This is an archive of the discontinued LLVM Phabricator instance.

[ARM] Introduce a MQPRCopy
ClosedPublic

Authored by dmgreen on Oct 4 2021, 3:58 AM.

Details

Summary

Currently when creating tail predicated loops, we need to validate that all the live-outs of a loop will be equivalent with and without tail predication, and if they are not we cannot legally create a tail-predicated loop, leaving expensive vctp and vpst instructions in the loop. These notably can include register-allocation instructions like stack loads and stores, and copys lowered from COPYs to MVE_VORRs.

Instead of trying to prove this is valid late in the pipeline, this patch introduces a MQPRCopy pseudo instruction that COPY is lowered to. This can then either be converted to a MVE_VORR where possible, or to a couple of VMOVD instructions if not. This way they do not behave differently within and outside of tail-predications regions, and we can know by construction that they are always valid. The idea is that we can do the same with stack load and stores, converting them to VLDR/VSTR or VLDM/VSTM where required to prove tail predication is always valid.

This does unfortunately mean inserting multiple VMOVD instructions, instead of a single MVE_VORR, but my experiments show it to be an improvement in general.

Diff Detail

Event Timeline

dmgreen created this revision.Oct 4 2021, 3:58 AM
dmgreen requested review of this revision.Oct 4 2021, 3:58 AM
Herald added a project: Restricted Project. · View Herald TranscriptOct 4 2021, 3:58 AM
samtebbs added inline comments.Oct 4 2021, 6:21 AM
llvm/lib/Target/ARM/ARMLowOverheadLoops.cpp
1069

valid -> validate

1071

Rather than re-creating the live out list, would it be possible to do this MQPRCopy checking when constructing the live out list initially, or is the full list of liveouts needed before doing this checking for MQPRCopy instances?

dmgreen updated this revision to Diff 377262.Oct 5 2021, 8:29 AM
dmgreen added inline comments.
llvm/lib/Target/ARM/ARMLowOverheadLoops.cpp
1071

Yeah, this code was a little odd. It is really meant to be a worklist, that we may need to add extra elements to for the copy values we treat as live-out.

I've changed it to a proper worklist. Let me know what you think.

samtebbs accepted this revision.Oct 5 2021, 8:35 AM

Looks good to me, with one more question.

llvm/lib/Target/ARM/ARMLowOverheadLoops.cpp
1068

Does it need to clear the list if it's returning immediately after?

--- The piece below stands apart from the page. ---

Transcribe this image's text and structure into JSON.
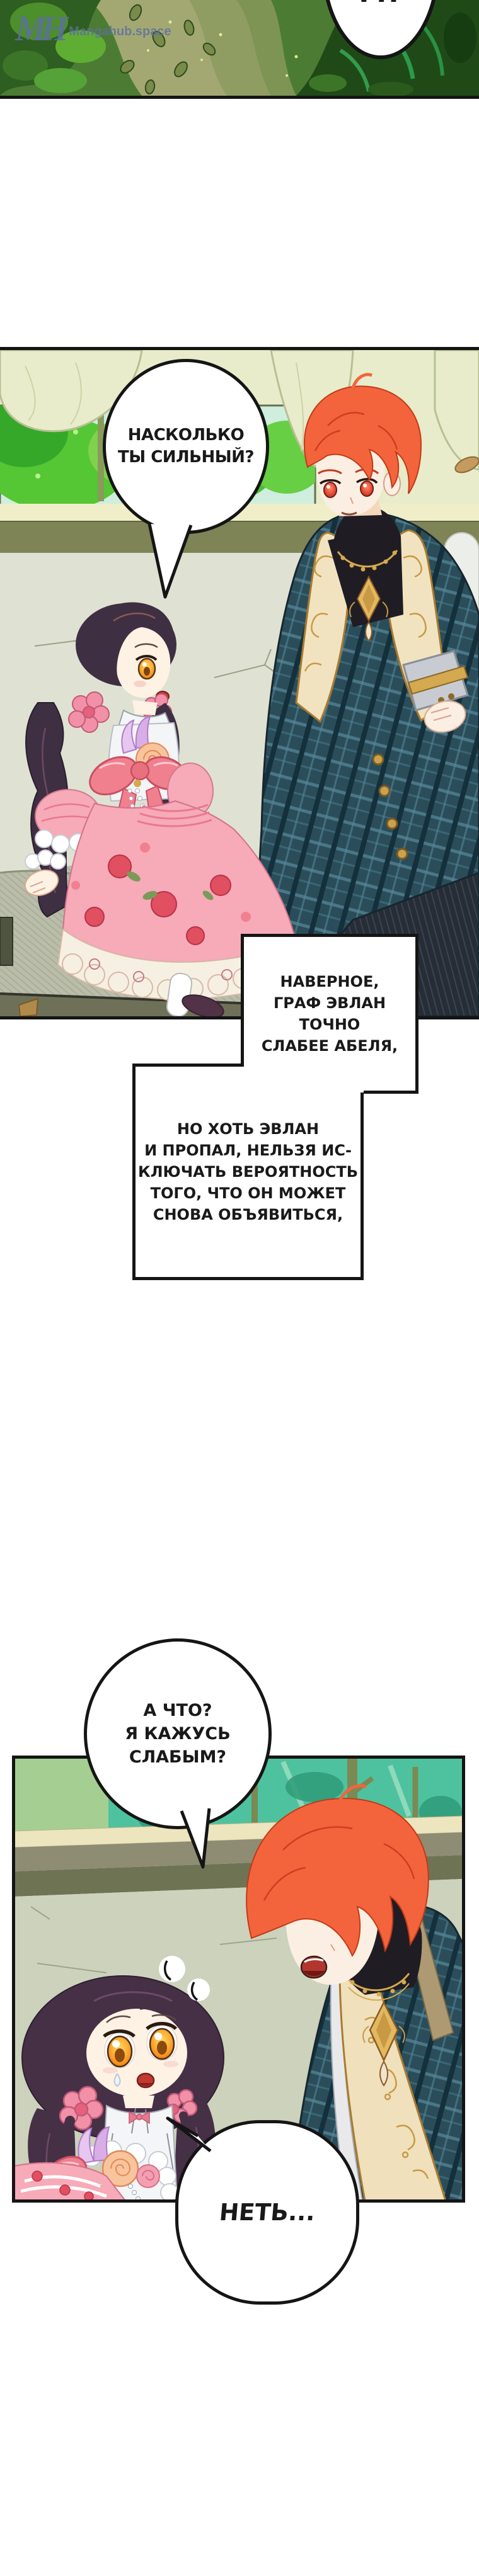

This revision is now accepted and ready to land.Oct 5 2021, 8:35 AM
dmgreen added inline comments.Oct 7 2021, 2:42 AM
llvm/lib/Target/ARM/ARMLowOverheadLoops.cpp
1068

Yeah, It's a class variable used elsewhere. If we fail to tail predicate we might as well create vorr's, not vmovds for the code that remains.

This revision was landed with ongoing or failed builds.Oct 7 2021, 4:52 AM
This revision was automatically updated to reflect the committed changes.
samtebbs added inline comments.Oct 7 2021, 6:59 AM
llvm/lib/Target/ARM/ARMLowOverheadLoops.cpp
1068

Ah I thought it was stack-allocated.